In the Boarding House," the sexual revelation of the main protagonist is treated in a far more comic fashion -- sexuality becomes the crude vehicle of upward mobility for Mrs. Mooney, the owner of a boarding house. Mrs. Mooney's daughter Polly has been having an affair with one of the borders, Mr. Doran, and Mrs. Mooney manipulates Mr. Doran into proposing to the girl, even though he has little respect for her class and level of education.
The implied prostitution of the arrangement is hinted at when it is said that all of Mrs. Mooney's boarders called her 'the Madam.' Sexuality, as in "Araby" is linked to commerce, and without money there is no real 'discourse' of a full sexual exchange.
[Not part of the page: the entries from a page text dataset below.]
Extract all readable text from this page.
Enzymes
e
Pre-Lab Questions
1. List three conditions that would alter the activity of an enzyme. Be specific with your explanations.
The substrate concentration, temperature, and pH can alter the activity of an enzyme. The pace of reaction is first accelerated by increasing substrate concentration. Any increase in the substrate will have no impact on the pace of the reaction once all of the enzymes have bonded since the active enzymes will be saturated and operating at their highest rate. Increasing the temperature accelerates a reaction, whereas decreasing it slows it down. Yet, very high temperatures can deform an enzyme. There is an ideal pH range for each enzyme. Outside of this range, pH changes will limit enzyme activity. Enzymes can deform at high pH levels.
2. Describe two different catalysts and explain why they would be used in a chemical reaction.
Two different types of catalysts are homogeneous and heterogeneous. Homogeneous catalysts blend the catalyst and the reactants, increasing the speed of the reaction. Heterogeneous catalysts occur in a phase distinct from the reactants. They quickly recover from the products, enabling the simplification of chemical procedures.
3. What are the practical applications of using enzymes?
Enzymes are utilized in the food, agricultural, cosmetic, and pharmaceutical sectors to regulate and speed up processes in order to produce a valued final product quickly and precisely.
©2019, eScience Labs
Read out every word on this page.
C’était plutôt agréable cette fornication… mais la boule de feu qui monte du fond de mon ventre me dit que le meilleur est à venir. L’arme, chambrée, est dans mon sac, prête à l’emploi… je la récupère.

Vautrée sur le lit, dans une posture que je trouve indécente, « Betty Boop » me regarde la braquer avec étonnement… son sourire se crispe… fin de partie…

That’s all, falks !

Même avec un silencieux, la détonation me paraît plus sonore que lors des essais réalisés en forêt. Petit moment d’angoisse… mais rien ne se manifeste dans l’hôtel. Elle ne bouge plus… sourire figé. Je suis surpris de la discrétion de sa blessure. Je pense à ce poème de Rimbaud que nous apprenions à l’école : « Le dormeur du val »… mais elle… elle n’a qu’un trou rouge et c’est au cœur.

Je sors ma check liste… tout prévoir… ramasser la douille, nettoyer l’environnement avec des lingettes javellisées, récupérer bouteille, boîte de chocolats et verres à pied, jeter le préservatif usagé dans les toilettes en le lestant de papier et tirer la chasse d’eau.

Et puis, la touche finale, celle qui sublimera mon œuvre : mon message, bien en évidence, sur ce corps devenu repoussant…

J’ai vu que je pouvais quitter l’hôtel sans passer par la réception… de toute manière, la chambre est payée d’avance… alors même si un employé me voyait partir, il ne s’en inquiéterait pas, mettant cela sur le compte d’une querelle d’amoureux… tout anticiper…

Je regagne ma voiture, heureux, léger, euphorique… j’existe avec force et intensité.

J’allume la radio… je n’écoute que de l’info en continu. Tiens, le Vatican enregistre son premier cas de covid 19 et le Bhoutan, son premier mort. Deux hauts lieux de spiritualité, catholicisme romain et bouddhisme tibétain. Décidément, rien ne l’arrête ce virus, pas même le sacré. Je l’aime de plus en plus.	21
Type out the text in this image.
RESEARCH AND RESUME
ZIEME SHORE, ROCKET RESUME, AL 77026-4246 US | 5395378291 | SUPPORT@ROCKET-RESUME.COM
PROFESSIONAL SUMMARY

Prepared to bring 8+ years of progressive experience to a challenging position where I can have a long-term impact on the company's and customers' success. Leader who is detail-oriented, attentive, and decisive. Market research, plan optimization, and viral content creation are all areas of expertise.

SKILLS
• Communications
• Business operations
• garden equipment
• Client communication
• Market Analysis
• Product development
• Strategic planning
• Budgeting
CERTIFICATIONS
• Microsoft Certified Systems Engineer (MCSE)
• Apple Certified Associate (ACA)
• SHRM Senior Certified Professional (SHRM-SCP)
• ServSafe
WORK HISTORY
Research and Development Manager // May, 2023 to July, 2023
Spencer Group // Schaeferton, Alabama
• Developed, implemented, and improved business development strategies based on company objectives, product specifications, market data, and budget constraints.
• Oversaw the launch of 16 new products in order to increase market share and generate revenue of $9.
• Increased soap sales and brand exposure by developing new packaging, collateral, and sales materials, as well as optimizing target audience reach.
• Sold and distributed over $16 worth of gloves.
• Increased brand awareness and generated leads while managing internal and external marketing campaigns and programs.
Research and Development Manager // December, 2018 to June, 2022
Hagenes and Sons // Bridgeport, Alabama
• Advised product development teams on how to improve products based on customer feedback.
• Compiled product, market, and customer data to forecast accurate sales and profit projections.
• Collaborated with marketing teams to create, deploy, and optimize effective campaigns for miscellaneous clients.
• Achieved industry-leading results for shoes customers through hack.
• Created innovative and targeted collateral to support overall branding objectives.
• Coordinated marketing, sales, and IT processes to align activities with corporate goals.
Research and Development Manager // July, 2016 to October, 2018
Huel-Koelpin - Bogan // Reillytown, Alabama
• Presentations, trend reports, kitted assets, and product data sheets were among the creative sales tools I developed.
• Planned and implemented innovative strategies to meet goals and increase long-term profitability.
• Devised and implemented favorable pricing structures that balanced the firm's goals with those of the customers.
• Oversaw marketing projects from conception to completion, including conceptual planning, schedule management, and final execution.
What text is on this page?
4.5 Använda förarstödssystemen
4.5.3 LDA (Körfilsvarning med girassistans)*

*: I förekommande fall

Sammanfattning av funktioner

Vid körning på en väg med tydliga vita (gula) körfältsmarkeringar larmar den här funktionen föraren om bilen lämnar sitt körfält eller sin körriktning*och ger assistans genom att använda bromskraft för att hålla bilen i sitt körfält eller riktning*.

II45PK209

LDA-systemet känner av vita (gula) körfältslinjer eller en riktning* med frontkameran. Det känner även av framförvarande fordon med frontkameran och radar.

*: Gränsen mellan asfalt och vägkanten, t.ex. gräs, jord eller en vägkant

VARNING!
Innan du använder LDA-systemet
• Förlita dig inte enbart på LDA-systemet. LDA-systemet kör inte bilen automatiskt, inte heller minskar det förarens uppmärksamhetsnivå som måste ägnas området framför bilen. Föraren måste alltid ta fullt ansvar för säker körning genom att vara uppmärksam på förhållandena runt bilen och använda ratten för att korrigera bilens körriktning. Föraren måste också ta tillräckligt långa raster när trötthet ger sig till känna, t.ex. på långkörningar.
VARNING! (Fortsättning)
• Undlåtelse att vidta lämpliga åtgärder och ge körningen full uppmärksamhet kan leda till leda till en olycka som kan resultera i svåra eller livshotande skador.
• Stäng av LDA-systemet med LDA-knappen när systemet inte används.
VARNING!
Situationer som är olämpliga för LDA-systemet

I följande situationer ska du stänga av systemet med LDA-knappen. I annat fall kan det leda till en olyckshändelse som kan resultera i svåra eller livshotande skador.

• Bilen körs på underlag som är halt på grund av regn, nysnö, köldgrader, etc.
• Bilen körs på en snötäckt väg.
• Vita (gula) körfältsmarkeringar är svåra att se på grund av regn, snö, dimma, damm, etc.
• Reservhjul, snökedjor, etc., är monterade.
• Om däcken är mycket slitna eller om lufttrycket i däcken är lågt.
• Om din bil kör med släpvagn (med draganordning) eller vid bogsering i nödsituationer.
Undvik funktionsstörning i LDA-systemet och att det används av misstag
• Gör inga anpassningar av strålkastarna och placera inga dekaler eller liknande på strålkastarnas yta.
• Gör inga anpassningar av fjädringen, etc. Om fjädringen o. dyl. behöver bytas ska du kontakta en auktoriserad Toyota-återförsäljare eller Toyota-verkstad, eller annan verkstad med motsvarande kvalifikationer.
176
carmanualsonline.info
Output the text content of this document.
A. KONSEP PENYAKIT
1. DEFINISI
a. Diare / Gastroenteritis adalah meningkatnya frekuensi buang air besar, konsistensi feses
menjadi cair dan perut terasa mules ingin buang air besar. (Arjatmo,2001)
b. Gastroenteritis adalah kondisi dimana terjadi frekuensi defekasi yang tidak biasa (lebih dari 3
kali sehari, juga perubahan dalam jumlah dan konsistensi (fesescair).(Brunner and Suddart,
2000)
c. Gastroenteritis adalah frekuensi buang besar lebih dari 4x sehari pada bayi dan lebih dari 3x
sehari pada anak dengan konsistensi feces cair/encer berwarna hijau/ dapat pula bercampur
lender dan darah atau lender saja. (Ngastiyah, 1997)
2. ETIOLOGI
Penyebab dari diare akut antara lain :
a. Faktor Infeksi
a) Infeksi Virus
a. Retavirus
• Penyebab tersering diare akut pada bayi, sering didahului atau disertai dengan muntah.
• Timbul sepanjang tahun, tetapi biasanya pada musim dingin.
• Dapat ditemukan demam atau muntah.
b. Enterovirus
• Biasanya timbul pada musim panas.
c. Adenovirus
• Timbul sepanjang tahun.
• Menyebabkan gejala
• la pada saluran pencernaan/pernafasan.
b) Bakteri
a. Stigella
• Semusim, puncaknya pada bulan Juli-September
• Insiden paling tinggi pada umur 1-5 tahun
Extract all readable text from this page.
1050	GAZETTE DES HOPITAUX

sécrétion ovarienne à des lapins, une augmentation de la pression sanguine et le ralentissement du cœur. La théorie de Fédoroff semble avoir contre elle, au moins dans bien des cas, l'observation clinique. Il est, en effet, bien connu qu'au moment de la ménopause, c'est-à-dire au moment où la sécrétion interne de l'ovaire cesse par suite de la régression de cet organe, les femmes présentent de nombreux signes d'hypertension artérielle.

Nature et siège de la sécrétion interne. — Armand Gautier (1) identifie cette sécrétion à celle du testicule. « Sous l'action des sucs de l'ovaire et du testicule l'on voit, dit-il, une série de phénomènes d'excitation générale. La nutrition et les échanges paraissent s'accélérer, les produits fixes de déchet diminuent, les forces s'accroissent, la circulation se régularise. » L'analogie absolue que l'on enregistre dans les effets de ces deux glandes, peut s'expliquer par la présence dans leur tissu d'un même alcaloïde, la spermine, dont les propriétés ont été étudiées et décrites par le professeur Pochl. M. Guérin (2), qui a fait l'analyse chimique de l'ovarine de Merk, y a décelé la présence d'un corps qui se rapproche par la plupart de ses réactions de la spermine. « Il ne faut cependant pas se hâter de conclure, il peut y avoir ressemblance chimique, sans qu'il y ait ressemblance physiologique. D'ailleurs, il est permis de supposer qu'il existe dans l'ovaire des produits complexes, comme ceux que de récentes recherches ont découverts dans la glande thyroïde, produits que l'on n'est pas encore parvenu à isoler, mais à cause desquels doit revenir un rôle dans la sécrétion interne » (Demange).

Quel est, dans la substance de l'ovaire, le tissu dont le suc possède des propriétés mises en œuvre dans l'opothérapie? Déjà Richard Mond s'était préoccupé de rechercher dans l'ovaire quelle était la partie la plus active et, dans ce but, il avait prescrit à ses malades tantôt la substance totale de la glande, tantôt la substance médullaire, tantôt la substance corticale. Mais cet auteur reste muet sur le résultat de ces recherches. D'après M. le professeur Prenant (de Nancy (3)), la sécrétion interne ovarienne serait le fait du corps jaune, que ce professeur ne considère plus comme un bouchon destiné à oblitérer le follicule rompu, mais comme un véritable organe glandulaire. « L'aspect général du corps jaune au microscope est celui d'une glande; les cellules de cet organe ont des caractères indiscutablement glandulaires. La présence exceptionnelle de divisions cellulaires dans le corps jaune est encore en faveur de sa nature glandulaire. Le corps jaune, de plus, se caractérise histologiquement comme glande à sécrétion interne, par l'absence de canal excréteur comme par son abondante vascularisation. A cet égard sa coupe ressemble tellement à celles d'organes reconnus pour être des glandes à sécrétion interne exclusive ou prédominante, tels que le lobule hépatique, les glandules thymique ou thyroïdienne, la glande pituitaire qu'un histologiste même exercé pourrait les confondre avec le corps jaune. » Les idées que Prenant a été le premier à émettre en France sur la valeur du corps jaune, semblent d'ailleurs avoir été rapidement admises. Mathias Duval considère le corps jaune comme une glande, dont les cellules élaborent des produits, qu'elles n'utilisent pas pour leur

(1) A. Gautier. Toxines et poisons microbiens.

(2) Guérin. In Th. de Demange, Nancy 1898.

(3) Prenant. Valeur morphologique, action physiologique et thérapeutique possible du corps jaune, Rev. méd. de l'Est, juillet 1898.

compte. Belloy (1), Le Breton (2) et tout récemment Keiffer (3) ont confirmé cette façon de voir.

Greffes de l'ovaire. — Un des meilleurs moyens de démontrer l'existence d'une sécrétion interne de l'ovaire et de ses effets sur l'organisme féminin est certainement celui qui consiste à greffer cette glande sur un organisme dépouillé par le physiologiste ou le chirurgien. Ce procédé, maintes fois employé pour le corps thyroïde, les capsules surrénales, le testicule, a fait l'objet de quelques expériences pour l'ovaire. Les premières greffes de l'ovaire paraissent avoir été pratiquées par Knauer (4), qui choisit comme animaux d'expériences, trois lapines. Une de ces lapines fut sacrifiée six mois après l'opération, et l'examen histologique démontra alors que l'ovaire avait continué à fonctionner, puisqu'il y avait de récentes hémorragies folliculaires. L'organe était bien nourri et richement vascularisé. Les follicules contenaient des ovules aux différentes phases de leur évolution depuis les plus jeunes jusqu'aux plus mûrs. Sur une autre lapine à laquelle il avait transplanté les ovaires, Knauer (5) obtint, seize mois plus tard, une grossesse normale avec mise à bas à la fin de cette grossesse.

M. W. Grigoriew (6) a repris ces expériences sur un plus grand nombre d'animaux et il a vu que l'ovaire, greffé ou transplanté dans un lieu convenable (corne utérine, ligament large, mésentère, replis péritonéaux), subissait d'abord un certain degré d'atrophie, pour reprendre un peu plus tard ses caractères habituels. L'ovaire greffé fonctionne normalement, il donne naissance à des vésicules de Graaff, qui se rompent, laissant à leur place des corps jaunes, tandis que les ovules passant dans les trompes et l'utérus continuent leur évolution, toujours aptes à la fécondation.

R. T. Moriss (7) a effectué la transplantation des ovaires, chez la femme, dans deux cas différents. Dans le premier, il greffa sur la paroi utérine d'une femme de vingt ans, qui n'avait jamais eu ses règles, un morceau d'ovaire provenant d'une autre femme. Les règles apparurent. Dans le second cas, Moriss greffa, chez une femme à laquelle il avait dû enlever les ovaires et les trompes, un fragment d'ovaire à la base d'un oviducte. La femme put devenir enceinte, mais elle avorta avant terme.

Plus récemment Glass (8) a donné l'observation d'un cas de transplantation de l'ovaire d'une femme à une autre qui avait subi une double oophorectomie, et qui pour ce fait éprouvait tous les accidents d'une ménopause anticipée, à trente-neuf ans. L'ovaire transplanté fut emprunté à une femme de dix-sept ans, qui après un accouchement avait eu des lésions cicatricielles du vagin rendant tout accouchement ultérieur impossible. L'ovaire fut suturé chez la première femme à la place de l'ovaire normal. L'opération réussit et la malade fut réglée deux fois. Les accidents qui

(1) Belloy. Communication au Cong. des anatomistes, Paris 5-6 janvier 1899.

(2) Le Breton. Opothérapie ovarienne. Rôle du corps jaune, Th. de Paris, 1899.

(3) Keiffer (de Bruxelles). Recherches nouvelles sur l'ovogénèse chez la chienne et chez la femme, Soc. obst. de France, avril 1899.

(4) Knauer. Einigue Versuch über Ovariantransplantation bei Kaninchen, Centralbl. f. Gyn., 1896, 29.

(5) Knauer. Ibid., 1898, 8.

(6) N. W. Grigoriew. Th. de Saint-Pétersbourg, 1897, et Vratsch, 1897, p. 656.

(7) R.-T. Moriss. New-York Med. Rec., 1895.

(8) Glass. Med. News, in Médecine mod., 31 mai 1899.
Mr. Doran fears losing his position if the affair is disclosed, and Polly and her mother use the young woman's sexuality as a means of upward mobility. Sexuality is displaced onto money and vice versa through the institution of marriage. Mrs.
Mooney speaks of the loss of her daughter's virginity like an unpaid debt: "there must be reparation made in such case. It is all very well for the man: he can go his ways as if nothing had happened, having had his moment of pleasure, but the girl has to bear the brunt. Some mothers would be.